Kevin Powell, MD, PhD, FAAP

How Social Media Affects Children

 

Kevin Powell, M.D. Ph.D. FAAP, is a retired pediatrician who specialized in the care of hospitalized children. Prior to medical school he worked as a chemical engineer in industry and academia, earning a Ph.D. in Medical Engineering from a joint program of Harvard Medical School and the Massachusetts Institute of Technology. Alongside clinical care, for 18 years he served on or chaired hospital ethics committees and was a clinical ethics consultant. His last academic position was on faculty at Saint Louis University and Cardinal Glennon Children’s Hospital. He is Lutheran.

Abstract

Technology changes communication and social lifestyles. This has been true since the invention of the printing press and the telephone.
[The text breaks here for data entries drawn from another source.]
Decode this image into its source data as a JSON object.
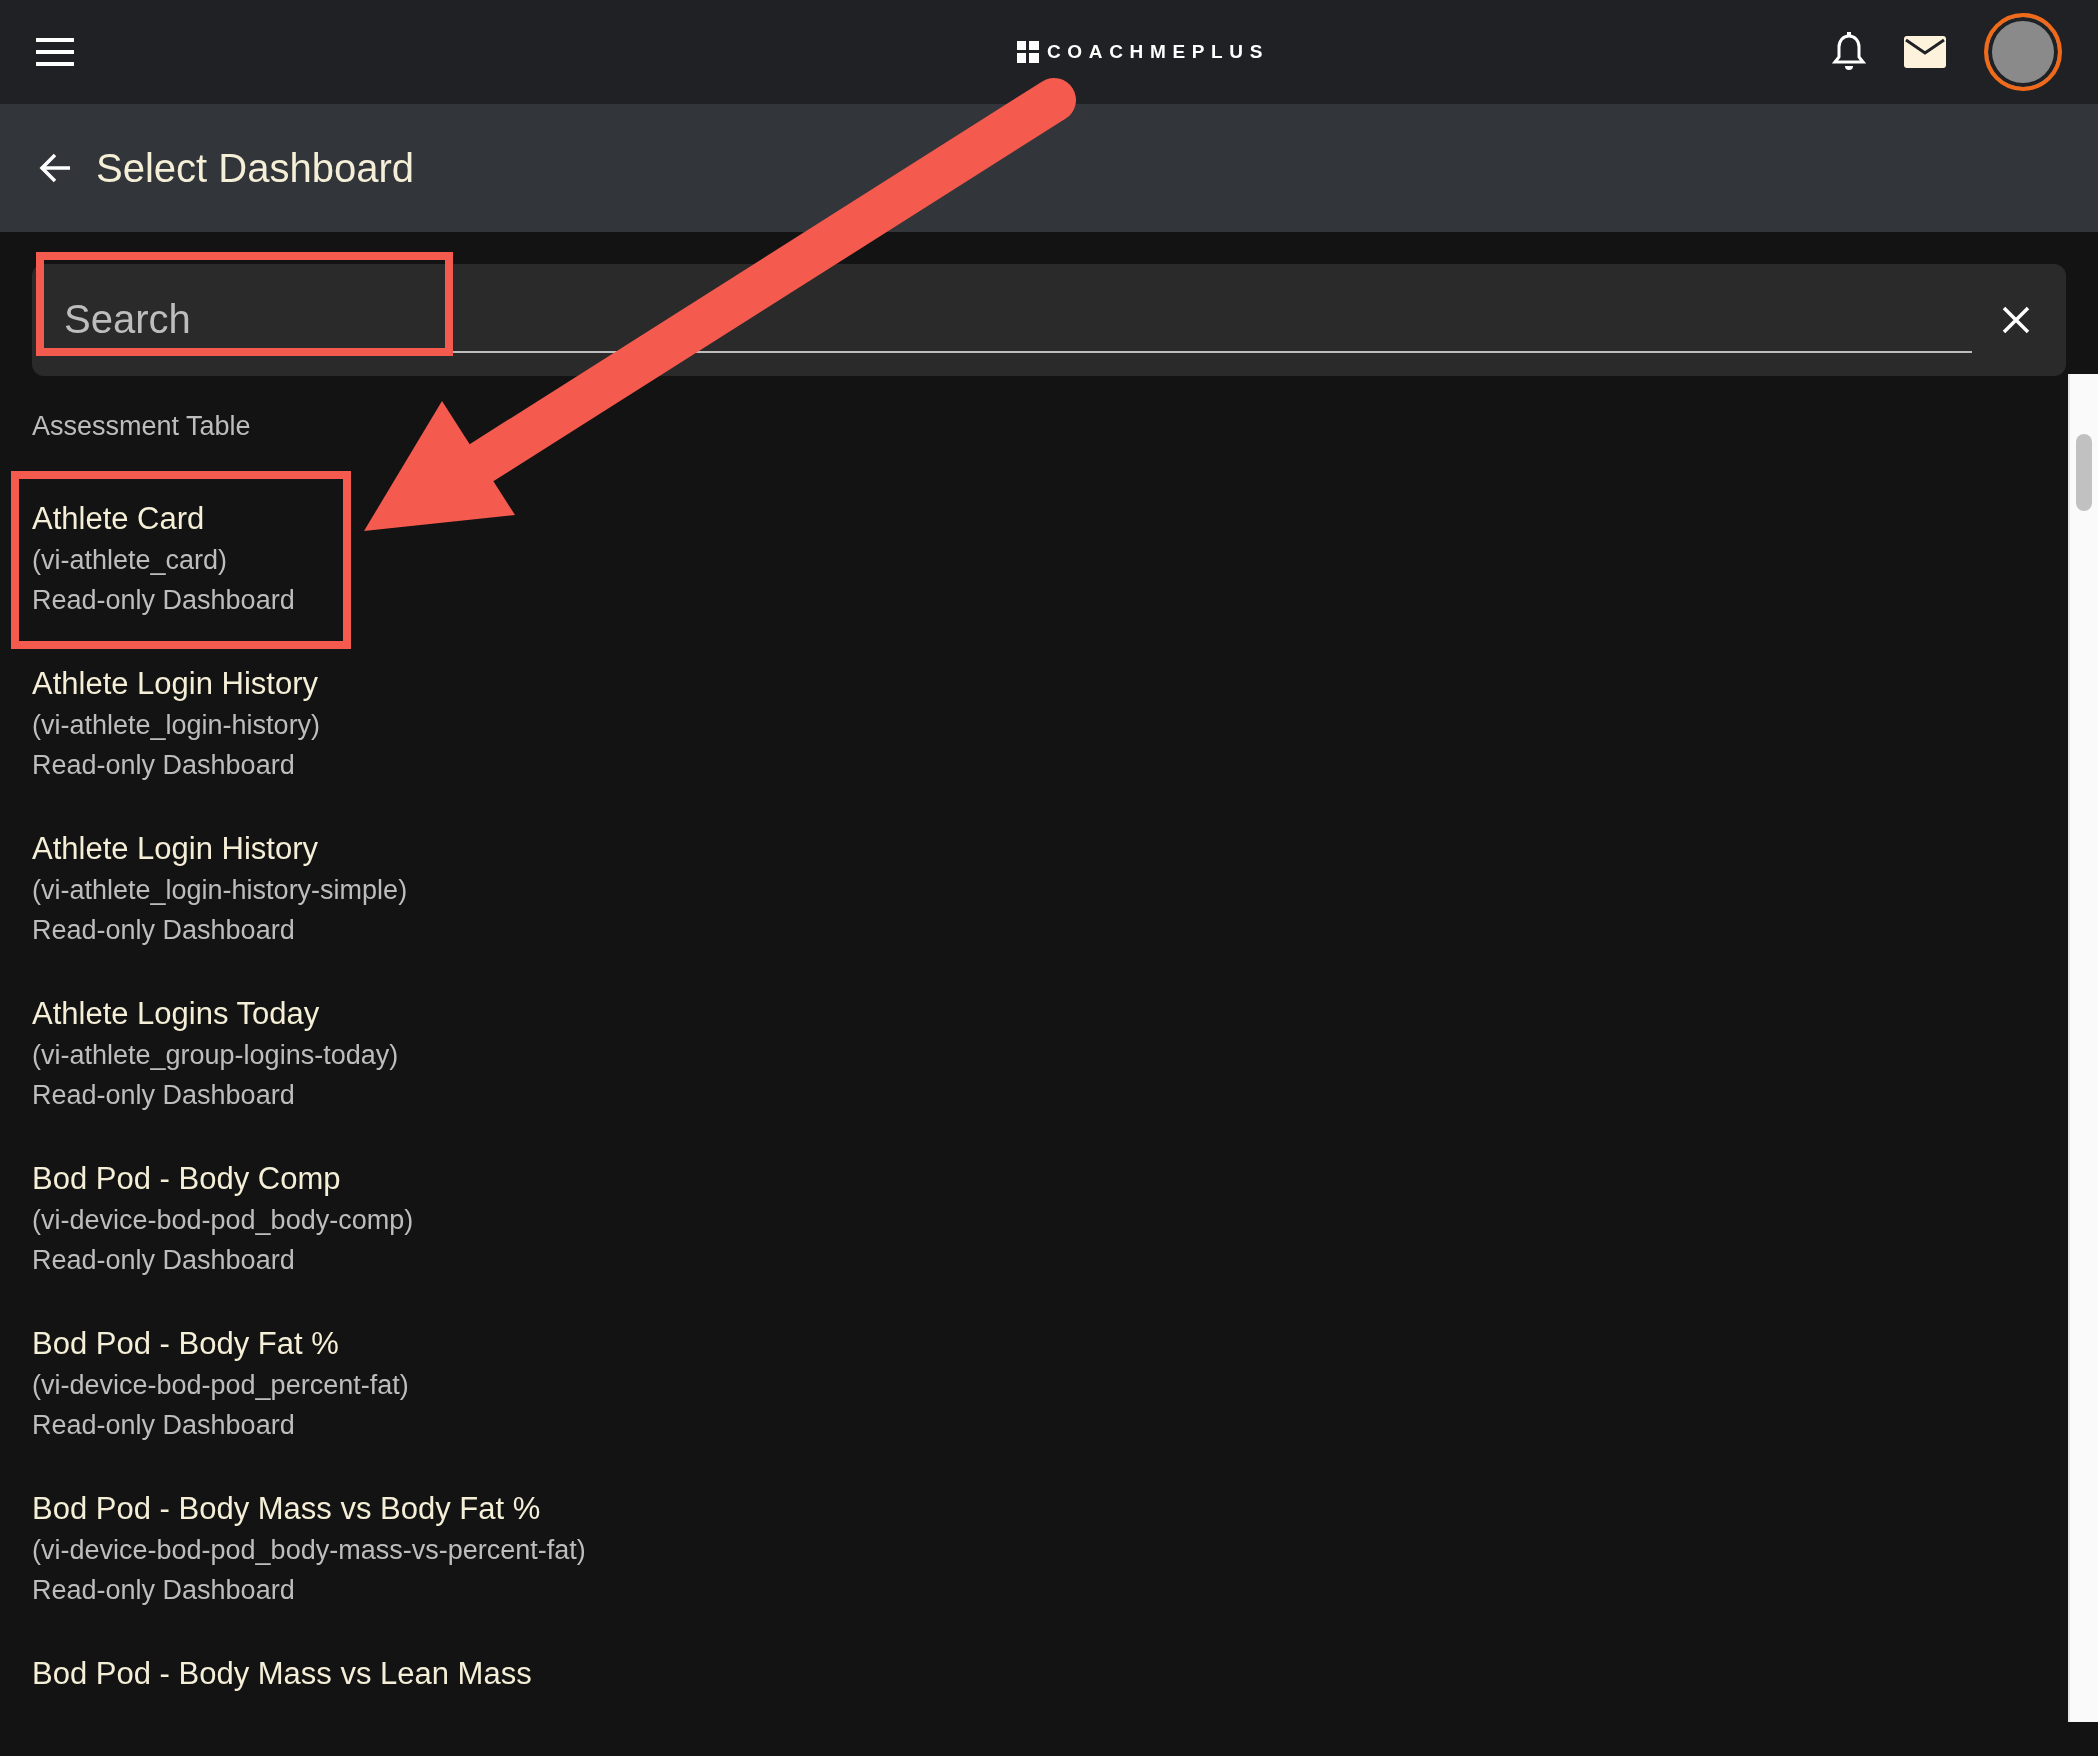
{
  "top_bar": {
    "logo_text": "COACHMEPLUS"
  },
  "header": {
    "title": "Select Dashboard"
  },
  "search": {
    "placeholder": "Search"
  },
  "section_label": "Assessment Table",
  "dashboards": [
    {
      "title": "Athlete Card",
      "slug": "(vi-athlete_card)",
      "type": "Read-only Dashboard"
    },
    {
      "title": "Athlete Login History",
      "slug": "(vi-athlete_login-history)",
      "type": "Read-only Dashboard"
    },
    {
      "title": "Athlete Login History",
      "slug": "(vi-athlete_login-history-simple)",
      "type": "Read-only Dashboard"
    },
    {
      "title": "Athlete Logins Today",
      "slug": "(vi-athlete_group-logins-today)",
      "type": "Read-only Dashboard"
    },
    {
      "title": "Bod Pod - Body Comp",
      "slug": "(vi-device-bod-pod_body-comp)",
      "type": "Read-only Dashboard"
    },
    {
      "title": "Bod Pod - Body Fat %",
      "slug": "(vi-device-bod-pod_percent-fat)",
      "type": "Read-only Dashboard"
    },
    {
      "title": "Bod Pod - Body Mass vs Body Fat %",
      "slug": "(vi-device-bod-pod_body-mass-vs-percent-fat)",
      "type": "Read-only Dashboard"
    },
    {
      "title": "Bod Pod - Body Mass vs Lean Mass"
    }
  ]
}
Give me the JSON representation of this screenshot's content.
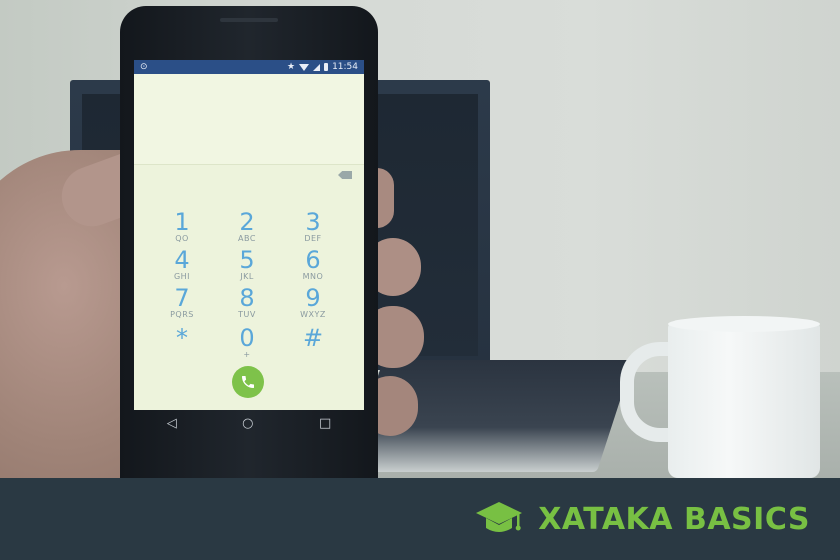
{
  "phone": {
    "status_bar": {
      "time": "11:54",
      "left_indicator": "⊙"
    },
    "keypad": [
      {
        "digit": "1",
        "letters": "QO"
      },
      {
        "digit": "2",
        "letters": "ABC"
      },
      {
        "digit": "3",
        "letters": "DEF"
      },
      {
        "digit": "4",
        "letters": "GHI"
      },
      {
        "digit": "5",
        "letters": "JKL"
      },
      {
        "digit": "6",
        "letters": "MNO"
      },
      {
        "digit": "7",
        "letters": "PQRS"
      },
      {
        "digit": "8",
        "letters": "TUV"
      },
      {
        "digit": "9",
        "letters": "WXYZ"
      },
      {
        "digit": "*",
        "letters": ""
      },
      {
        "digit": "0",
        "letters": "+"
      },
      {
        "digit": "#",
        "letters": ""
      }
    ],
    "nav": {
      "back": "◁",
      "home": "○",
      "recents": "□"
    },
    "colors": {
      "status_bar": "#2b4f87",
      "digits": "#5aa7d9",
      "call": "#7ec24a"
    }
  },
  "brand": {
    "name": "XATAKA BASICS",
    "color": "#78c043",
    "icon": "graduation-cap-icon"
  }
}
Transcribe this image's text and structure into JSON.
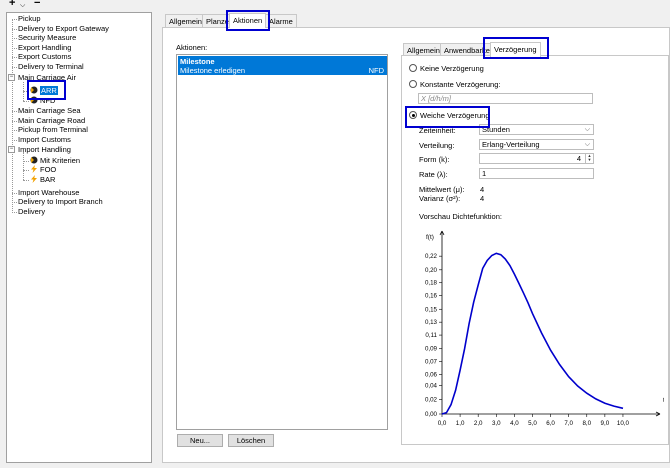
{
  "toolbar": {
    "add_icon": "+",
    "add_dropdown": "⌵",
    "remove_icon": "−"
  },
  "tree": [
    {
      "label": "Pickup"
    },
    {
      "label": "Delivery to Export Gateway"
    },
    {
      "label": "Security Measure"
    },
    {
      "label": "Export Handling"
    },
    {
      "label": "Export Customs"
    },
    {
      "label": "Delivery to Terminal"
    },
    {
      "label": "Main Carriage Air"
    },
    {
      "label": "ARR"
    },
    {
      "label": "NFD"
    },
    {
      "label": "Main Carriage Sea"
    },
    {
      "label": "Main Carriage Road"
    },
    {
      "label": "Pickup from Terminal"
    },
    {
      "label": "Import Customs"
    },
    {
      "label": "Import Handling"
    },
    {
      "label": "Mit Kriterien"
    },
    {
      "label": "FOO"
    },
    {
      "label": "BAR"
    },
    {
      "label": "Import Warehouse"
    },
    {
      "label": "Delivery to Import Branch"
    },
    {
      "label": "Delivery"
    }
  ],
  "main_tabs": [
    "Allgemein",
    "Planzeit",
    "Aktionen",
    "Alarme"
  ],
  "actions": {
    "title": "Aktionen:",
    "row_title": "Milestone",
    "row_desc": "Milestone erledigen",
    "row_code": "NFD",
    "new_button": "Neu...",
    "delete_button": "Löschen"
  },
  "detail_tabs": [
    "Allgemein",
    "Anwendbarkeit",
    "Verzögerung"
  ],
  "delay": {
    "none_label": "Keine Verzögerung",
    "constant_label": "Konstante Verzögerung:",
    "constant_placeholder": "X [d/h/m]",
    "soft_label": "Weiche Verzögerung",
    "unit_label": "Zeiteinheit:",
    "unit_value": "Stunden",
    "distribution_label": "Verteilung:",
    "distribution_value": "Erlang-Verteilung",
    "shape_label": "Form (k):",
    "shape_value": "4",
    "rate_label": "Rate (λ):",
    "rate_value": "1",
    "mean_label": "Mittelwert (μ):",
    "mean_value": "4",
    "variance_label": "Varianz (σ²):",
    "variance_value": "4",
    "preview_label": "Vorschau Dichtefunktion:"
  },
  "chart_data": {
    "type": "line",
    "ylabel": "f(t)",
    "xlabel": "t",
    "xlim": [
      0,
      10.5
    ],
    "ylim": [
      0,
      0.23
    ],
    "x_ticks": [
      "0,0",
      "1,0",
      "2,0",
      "3,0",
      "4,0",
      "5,0",
      "6,0",
      "7,0",
      "8,0",
      "9,0",
      "10,0"
    ],
    "y_ticks": [
      "0,00",
      "0,02",
      "0,04",
      "0,06",
      "0,07",
      "0,09",
      "0,11",
      "0,13",
      "0,15",
      "0,16",
      "0,18",
      "0,20",
      "0,22"
    ],
    "y_tick_values": [
      0.0,
      0.02,
      0.04,
      0.055,
      0.073,
      0.091,
      0.11,
      0.128,
      0.146,
      0.165,
      0.183,
      0.201,
      0.22
    ],
    "series": [
      {
        "color": "#0000cc",
        "x": [
          0,
          0.25,
          0.5,
          0.75,
          1,
          1.25,
          1.5,
          1.75,
          2,
          2.25,
          2.5,
          2.75,
          3,
          3.25,
          3.5,
          3.75,
          4,
          4.25,
          4.5,
          4.75,
          5,
          5.5,
          6,
          6.5,
          7,
          7.5,
          8,
          8.5,
          9,
          9.5,
          10
        ],
        "y": [
          0,
          0.002,
          0.013,
          0.033,
          0.061,
          0.091,
          0.126,
          0.156,
          0.18,
          0.203,
          0.214,
          0.221,
          0.224,
          0.222,
          0.216,
          0.207,
          0.195,
          0.182,
          0.169,
          0.155,
          0.14,
          0.113,
          0.089,
          0.069,
          0.052,
          0.039,
          0.029,
          0.021,
          0.015,
          0.011,
          0.008
        ]
      }
    ]
  },
  "colors": {
    "accent": "#0078d7",
    "highlight_box": "#0000d0",
    "curve": "#0000cc"
  }
}
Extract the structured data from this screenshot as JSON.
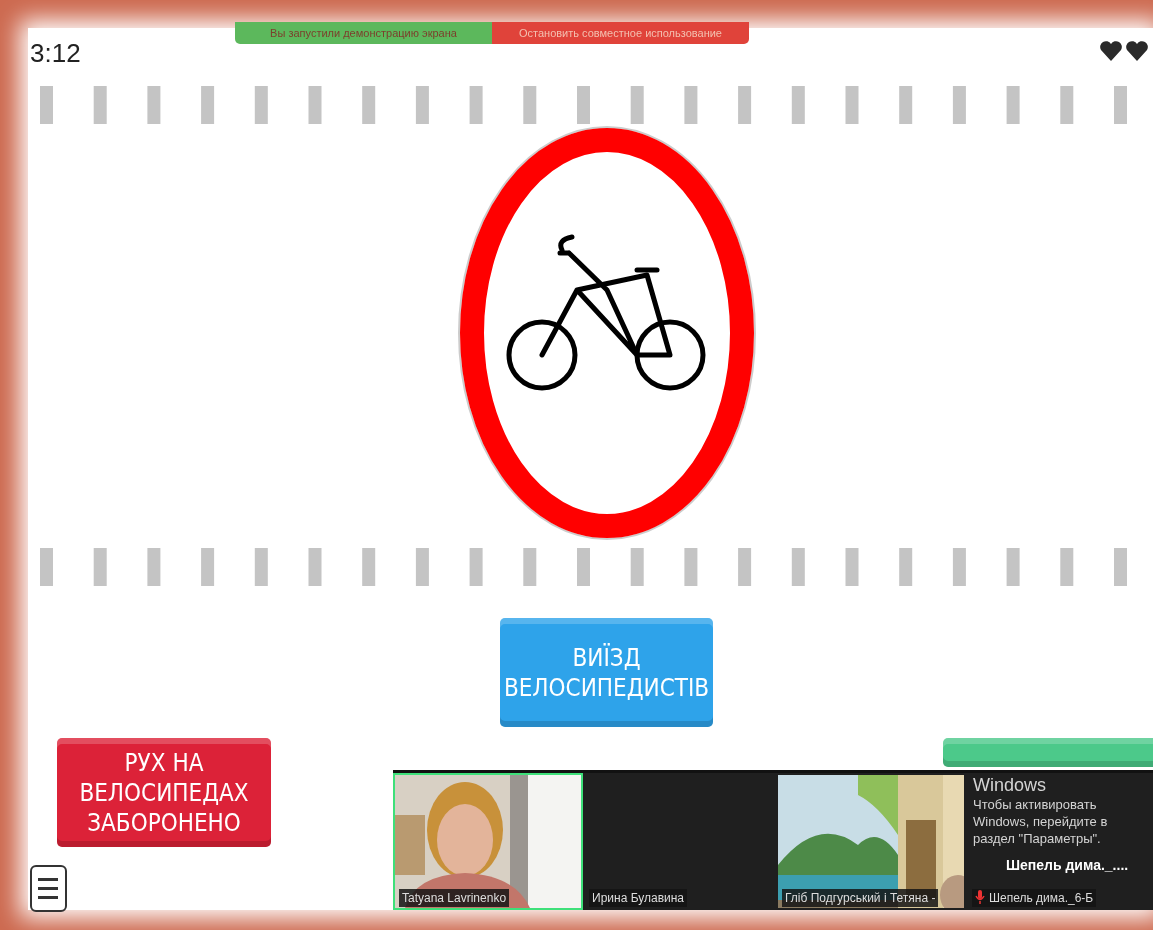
{
  "timer": "3:12",
  "share_banner": {
    "status": "Вы запустили демонстрацию экрана",
    "stop": "Остановить совместное использование"
  },
  "lives": [
    {
      "kind": "heart"
    },
    {
      "kind": "heart"
    }
  ],
  "answers": [
    {
      "label": "ВИЇЗД ВЕЛОСИПЕДИСТІВ",
      "color": "#2ea3ea"
    },
    {
      "label": "РУХ НА ВЕЛОСИПЕДАХ ЗАБОРОНЕНО",
      "color": "#dc2238"
    },
    {
      "color": "#4cc98a"
    }
  ],
  "participants": [
    {
      "name": "Tatyana Lavrinenko",
      "kind": "person",
      "speaking": true
    },
    {
      "name": "Ирина Булавина",
      "kind": "off",
      "speaking": false
    },
    {
      "name": "Гліб Подгурський і Тетяна -",
      "kind": "room",
      "speaking": false
    },
    {
      "name": "Шепель дима._6-Б",
      "display_name": "Шепель дима._....",
      "kind": "off",
      "speaking": false,
      "muted": true
    }
  ],
  "windows_activation": {
    "title": "Windows",
    "text": "Чтобы активировать Windows, перейдите в раздел \"Параметры\"."
  }
}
Technological progress will have both positive and negative effects on society. It is not enough to measure harms and act like outraged Luddites. Ethical societies measure and balance the positive impacts. It is not enough to weigh pros and cons. Communities should regulate technology so that positives are appropriately rewarded, negatives are mitigated, and just remediation is provided for economic externalities that generate profit for some while harming other people, society, and the environment. Laws are not enough. Moral formation needs to be updated and augmented to enable beneficial development and adoption of technology. Children, who have never known anything different, are the most strongly impacted by the harms, the least able to resist trends, and the most in need of the moral formation.